A poco menos de dos años de haber asumido el poder, el presidente Bernardo Arévalo enfrenta de nuevo un intento por descarrilar su mandato desde los tribunales, impulsado por un entramado de poder que incluye al Ministerio Público (MP) dirigido por Consuelo Porras, al juez Fredy Orellana y a sectores políticos y económicos que no han digerido la victoria del Movimiento Semilla desde 2023.
El nuevo embate judicial —la declaratoria de nulidad absoluta del partido oficial y de su grupo promotor— es el episodio más reciente de una serie de acciones que el propio Arévalo calificó como un “golpe de Estado en cámara lenta”. En cadena nacional, el presidente denunció, nuevamente, que existe una “alianza criminal” en el sistema de justicia que pretende anular los resultados electorales y reinstalar el viejo orden de impunidad.
CC dice alto, de momento
La Corte de Constitucionalidad (CC) intervino para frenar el intento. En su resolución más reciente, anuló la orden del juez Orellana, reafirmó la validez de las elecciones de 2023 y advirtió al juez sobre la posibilidad de incurrir en prevaricato, un delito reservado para quienes manipulan la ley con fines políticos.

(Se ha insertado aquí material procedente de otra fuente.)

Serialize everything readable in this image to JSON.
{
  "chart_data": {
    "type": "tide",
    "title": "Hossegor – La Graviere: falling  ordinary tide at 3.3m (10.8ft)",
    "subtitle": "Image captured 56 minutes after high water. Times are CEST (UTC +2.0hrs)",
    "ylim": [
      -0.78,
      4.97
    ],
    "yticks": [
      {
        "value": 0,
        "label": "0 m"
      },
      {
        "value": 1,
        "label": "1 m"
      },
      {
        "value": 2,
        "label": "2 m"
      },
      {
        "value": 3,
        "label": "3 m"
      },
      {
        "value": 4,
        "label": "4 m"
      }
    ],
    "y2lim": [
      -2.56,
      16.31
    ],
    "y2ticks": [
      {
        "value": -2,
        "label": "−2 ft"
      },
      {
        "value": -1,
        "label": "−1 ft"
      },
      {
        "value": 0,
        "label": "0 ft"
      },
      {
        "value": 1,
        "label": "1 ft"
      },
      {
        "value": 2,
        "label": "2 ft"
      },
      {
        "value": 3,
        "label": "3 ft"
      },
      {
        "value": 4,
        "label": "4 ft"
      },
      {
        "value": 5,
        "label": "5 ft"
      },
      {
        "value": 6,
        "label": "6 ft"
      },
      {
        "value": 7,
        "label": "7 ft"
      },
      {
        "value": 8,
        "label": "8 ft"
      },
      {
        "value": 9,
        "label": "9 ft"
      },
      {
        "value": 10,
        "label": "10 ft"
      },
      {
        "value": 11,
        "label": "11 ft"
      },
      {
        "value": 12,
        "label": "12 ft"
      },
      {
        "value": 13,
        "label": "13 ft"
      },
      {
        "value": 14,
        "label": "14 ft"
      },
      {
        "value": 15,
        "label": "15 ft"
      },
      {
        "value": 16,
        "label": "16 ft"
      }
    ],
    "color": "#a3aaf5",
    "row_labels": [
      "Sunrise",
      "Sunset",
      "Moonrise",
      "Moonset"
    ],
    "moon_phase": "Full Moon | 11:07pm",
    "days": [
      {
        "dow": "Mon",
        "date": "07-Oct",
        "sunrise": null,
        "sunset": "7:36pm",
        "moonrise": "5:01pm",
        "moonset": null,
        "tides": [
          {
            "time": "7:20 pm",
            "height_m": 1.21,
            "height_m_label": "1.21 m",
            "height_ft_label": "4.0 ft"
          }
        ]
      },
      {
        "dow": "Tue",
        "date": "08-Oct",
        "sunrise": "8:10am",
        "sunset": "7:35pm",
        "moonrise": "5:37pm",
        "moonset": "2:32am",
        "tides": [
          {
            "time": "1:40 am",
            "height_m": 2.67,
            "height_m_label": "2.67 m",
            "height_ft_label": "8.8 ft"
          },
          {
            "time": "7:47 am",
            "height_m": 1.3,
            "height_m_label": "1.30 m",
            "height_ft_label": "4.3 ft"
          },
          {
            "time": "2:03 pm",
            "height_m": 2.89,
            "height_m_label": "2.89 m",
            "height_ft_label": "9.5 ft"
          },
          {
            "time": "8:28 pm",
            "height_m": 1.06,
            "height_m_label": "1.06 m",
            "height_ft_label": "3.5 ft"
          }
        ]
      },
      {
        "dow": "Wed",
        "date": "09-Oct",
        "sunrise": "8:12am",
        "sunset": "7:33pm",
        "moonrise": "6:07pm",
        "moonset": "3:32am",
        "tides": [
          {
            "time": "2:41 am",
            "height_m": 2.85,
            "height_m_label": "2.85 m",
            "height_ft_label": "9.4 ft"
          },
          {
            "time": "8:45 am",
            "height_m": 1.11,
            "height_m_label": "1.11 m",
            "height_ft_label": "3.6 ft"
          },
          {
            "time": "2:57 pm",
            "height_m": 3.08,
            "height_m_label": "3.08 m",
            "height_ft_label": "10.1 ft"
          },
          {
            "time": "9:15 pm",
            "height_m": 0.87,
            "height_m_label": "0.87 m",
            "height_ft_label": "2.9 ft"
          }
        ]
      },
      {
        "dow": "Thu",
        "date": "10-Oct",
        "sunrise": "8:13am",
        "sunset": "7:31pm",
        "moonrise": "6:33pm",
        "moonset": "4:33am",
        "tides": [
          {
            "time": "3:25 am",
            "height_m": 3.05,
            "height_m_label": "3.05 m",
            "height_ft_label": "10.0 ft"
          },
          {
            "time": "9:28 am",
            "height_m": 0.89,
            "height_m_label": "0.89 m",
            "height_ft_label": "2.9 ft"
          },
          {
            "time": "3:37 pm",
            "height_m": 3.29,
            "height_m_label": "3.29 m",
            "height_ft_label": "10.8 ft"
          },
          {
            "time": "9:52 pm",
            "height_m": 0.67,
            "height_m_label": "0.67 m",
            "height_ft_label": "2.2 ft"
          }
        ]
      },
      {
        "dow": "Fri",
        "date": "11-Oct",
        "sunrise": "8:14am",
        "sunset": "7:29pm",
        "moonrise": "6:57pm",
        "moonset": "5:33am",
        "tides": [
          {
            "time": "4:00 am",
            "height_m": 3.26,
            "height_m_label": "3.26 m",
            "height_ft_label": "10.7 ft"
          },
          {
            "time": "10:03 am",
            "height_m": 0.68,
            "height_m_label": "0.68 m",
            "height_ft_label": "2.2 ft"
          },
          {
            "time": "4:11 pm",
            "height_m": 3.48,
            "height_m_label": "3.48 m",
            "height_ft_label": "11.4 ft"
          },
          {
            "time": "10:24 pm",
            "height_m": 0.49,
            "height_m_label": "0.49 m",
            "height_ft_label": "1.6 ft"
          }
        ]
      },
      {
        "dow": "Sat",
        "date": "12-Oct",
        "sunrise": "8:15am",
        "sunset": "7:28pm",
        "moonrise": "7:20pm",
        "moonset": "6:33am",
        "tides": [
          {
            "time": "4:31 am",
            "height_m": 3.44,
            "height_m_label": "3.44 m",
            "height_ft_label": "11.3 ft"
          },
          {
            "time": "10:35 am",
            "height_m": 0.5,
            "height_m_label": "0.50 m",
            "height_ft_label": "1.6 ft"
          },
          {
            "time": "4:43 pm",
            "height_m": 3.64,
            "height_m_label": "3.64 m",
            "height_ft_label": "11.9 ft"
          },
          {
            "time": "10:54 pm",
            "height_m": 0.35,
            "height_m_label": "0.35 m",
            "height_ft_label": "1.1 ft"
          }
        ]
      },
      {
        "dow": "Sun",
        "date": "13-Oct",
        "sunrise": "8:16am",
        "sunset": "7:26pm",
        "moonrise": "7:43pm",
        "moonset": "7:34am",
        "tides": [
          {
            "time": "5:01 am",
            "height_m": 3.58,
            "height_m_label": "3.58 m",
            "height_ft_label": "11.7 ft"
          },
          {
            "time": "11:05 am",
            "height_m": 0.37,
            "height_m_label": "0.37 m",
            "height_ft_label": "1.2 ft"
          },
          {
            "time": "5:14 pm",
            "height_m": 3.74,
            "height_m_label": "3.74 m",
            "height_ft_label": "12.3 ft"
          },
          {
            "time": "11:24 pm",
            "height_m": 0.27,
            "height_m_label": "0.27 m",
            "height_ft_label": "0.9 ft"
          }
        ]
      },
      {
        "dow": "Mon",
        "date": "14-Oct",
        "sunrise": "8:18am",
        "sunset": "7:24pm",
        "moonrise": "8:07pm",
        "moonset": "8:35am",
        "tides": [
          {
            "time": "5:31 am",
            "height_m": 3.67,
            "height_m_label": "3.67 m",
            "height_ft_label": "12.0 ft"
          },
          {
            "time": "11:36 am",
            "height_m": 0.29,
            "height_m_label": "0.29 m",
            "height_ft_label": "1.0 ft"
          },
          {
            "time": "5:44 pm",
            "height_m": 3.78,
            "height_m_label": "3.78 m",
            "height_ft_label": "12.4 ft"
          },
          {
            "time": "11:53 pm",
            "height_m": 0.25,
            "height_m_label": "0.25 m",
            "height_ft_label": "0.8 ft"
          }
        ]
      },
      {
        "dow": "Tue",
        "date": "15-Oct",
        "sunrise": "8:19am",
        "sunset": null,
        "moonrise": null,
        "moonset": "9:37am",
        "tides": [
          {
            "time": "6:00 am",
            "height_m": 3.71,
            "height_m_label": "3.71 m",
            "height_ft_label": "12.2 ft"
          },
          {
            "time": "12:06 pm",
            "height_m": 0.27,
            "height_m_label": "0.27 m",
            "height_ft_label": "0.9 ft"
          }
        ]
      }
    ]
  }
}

Pero tampoco la CC es una garantía de respeto al orden constitucional. No es raro encontrar fuentes políticas de alto nivel que coinciden en señalar que la CC a menudo sondea el panorama político y se inclina a dónde el viento sopla.
Un patrón de persecución y manipulación
El episodio no es aislado. Forma parte de una estrategia sostenida del MP y sus aliados judiciales para debilitar al gobierno y deslegitimar su base política. La Fiscalía Especial contra la Impunidad (FECI), dirigida por Rafael Curruchiche, ha utilizado tecnicismos legales y un relato de supuesta defensa de la “legalidad” para justificar medidas desproporcionadas, como la cancelación del partido Semilla o la persecución penal de funcionarios y aliados del Ejecutivo.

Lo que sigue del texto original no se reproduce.